The Storm Has Passed

Imbolc                                                                   Valentine Moon

Daytime silence.  The snow is higher around our house, in our orchard and vegetable 1000IMAG0028garden than I can ever remember it.  The garden shed, the honey house, the grandkids playhouse have foot-thick contoured roofs, snow conforming to their shape.  In the orchard the currants are visible only at the tips and snow climbs the trunks of the cherry, the plum, the apple and pear trees.  The fruit tree limbs dangle heavily, weighted down by snow clinging to them.  Cedars, spruce and Norway pines all droop, heavy with captured snow.  This kind of snow can injury trees, split limbs, even kill younger or more fragile trees.

The result is a quality of quiet I associate only with late night.  A muffled experience with no mufflers, the kind of quiet where the sounds of your mind and your ear try to compensate with small murmurings, chirpings, light buzzing.  Like the house has been wrapped in cotton.

It leaves me in a pleasant torpor, a vague holiday or weekend feeling on a Friday afternoon, wanting hot chocolate and a log fire.  Some jazz, a good book.  Mostly it feels like night, as if candles would be good, too, except the windows are ablaze with albedo returned sunlight off the new snowcover.

 

A Snow Day

Imbolc                                                                    Valentine Moon

My first meeting with the America Votes’ folks canceled. All that snow.  There was an hour long presentation over the phone with accompanying slides on an Adobe platform, adobe.connect.  Polling data.  Very interesting and completely confidential.

The technology interested me.
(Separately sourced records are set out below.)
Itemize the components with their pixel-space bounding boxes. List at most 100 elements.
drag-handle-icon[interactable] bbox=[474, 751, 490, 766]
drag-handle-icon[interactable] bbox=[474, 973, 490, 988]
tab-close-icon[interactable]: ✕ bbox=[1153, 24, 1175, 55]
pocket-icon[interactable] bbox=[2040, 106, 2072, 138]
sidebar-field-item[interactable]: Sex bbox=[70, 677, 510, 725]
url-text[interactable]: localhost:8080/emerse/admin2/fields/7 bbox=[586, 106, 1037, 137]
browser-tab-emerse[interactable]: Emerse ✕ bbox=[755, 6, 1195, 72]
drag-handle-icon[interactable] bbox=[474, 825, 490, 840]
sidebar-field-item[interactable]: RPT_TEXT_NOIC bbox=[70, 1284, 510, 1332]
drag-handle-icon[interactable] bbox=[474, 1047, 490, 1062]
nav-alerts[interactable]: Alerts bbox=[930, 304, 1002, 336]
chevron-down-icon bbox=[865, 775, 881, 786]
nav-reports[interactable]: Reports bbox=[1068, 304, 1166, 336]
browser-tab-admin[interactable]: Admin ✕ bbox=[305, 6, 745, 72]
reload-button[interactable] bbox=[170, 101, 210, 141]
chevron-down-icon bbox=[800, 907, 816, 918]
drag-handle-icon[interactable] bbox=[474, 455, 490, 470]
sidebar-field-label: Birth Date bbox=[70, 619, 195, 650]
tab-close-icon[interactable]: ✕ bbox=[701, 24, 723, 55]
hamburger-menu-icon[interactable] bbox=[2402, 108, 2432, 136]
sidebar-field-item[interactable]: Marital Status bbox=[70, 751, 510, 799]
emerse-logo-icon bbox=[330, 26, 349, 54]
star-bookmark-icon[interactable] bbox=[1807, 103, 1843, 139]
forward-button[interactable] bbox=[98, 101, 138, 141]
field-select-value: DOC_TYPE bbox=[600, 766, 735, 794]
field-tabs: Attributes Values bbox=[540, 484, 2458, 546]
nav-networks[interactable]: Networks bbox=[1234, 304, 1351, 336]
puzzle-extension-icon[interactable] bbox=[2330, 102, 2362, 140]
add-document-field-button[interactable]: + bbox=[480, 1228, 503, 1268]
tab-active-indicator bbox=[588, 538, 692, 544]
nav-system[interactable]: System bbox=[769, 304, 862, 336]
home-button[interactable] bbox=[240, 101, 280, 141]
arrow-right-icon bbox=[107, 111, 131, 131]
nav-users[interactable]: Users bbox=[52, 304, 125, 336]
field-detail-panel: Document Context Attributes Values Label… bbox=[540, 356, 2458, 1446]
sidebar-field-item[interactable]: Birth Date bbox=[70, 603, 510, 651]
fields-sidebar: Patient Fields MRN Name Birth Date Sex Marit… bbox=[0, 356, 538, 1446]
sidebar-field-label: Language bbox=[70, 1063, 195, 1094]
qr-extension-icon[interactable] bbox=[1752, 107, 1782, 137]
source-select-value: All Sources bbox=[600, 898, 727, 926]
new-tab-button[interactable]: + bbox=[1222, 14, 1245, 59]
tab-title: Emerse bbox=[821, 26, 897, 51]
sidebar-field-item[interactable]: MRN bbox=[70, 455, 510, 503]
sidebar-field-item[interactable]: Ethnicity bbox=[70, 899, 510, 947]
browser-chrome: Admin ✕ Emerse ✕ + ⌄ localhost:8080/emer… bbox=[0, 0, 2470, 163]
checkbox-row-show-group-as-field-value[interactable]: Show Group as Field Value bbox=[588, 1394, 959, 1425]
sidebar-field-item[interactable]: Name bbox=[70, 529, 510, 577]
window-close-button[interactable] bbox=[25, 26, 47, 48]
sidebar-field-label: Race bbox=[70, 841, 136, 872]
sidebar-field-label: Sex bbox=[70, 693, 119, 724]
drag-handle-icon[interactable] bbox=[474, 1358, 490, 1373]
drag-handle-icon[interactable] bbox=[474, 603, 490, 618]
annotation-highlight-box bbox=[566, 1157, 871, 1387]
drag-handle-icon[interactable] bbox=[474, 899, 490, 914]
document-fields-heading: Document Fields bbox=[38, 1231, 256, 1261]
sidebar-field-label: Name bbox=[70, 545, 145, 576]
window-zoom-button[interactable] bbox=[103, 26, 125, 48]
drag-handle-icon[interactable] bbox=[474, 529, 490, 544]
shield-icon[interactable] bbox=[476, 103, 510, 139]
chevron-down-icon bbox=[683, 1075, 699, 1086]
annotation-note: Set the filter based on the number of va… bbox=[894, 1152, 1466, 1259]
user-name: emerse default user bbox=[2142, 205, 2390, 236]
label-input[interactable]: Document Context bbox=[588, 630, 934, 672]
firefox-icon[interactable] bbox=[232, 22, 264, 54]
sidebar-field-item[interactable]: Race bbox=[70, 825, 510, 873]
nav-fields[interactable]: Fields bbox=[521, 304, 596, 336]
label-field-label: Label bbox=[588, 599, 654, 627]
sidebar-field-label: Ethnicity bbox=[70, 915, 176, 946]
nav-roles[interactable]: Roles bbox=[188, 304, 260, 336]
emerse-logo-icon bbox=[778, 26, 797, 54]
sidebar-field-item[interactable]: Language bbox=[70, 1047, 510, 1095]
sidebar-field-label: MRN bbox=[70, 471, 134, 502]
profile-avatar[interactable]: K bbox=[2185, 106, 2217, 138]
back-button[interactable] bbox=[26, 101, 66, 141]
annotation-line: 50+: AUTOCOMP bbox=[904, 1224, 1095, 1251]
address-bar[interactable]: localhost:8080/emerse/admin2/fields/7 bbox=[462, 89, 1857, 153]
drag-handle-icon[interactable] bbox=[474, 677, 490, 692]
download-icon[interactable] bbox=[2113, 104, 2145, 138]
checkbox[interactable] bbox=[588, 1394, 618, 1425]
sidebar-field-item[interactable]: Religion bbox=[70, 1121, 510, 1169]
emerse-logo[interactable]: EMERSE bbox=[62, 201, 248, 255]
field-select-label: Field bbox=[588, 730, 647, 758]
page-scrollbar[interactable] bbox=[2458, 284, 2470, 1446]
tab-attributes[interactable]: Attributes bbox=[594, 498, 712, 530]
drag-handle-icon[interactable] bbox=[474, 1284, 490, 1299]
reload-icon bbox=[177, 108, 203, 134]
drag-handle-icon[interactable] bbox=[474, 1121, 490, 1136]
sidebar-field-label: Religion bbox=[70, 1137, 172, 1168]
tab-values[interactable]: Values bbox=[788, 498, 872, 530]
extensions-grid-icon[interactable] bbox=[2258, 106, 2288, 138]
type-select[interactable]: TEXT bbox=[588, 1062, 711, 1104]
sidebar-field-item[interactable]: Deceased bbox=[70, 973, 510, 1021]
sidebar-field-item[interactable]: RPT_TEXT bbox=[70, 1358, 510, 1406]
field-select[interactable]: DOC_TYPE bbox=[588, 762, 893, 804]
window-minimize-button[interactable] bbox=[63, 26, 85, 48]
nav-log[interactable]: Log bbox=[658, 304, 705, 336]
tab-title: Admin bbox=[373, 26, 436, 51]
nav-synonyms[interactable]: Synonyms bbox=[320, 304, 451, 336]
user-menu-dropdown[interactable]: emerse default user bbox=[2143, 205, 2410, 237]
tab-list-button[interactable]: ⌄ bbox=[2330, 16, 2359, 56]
I listened to the presentation on my cell phone while the presenter clicked through a PowerPoint presentation, using small green arrows to indicate his focus.  There were 25 of us on the call and there were few questions.  Over the phone without video is a terrible way to have a meeting.  I should know.  I conducted them weekly during legislative sessions for three years for the Sierra Clubs Legislative committee.

(a screenshot of adobe connect)adobe.connect

Even so, like today, when participants are dispersed or the timing is inconvenient, then the phone allows everyone access to information and decision making.  That advantage makes the phone a reasonable alternative, if not a desirable one.

This meeting ended with a time for questions, but there were few.  Phones isolate us as much as they connect us.  We were each participants in a meeting for one.  Not much to discuss with yourself.

I look forward to meeting these folks in person in April.  I’ll be in Tucson during the March meeting.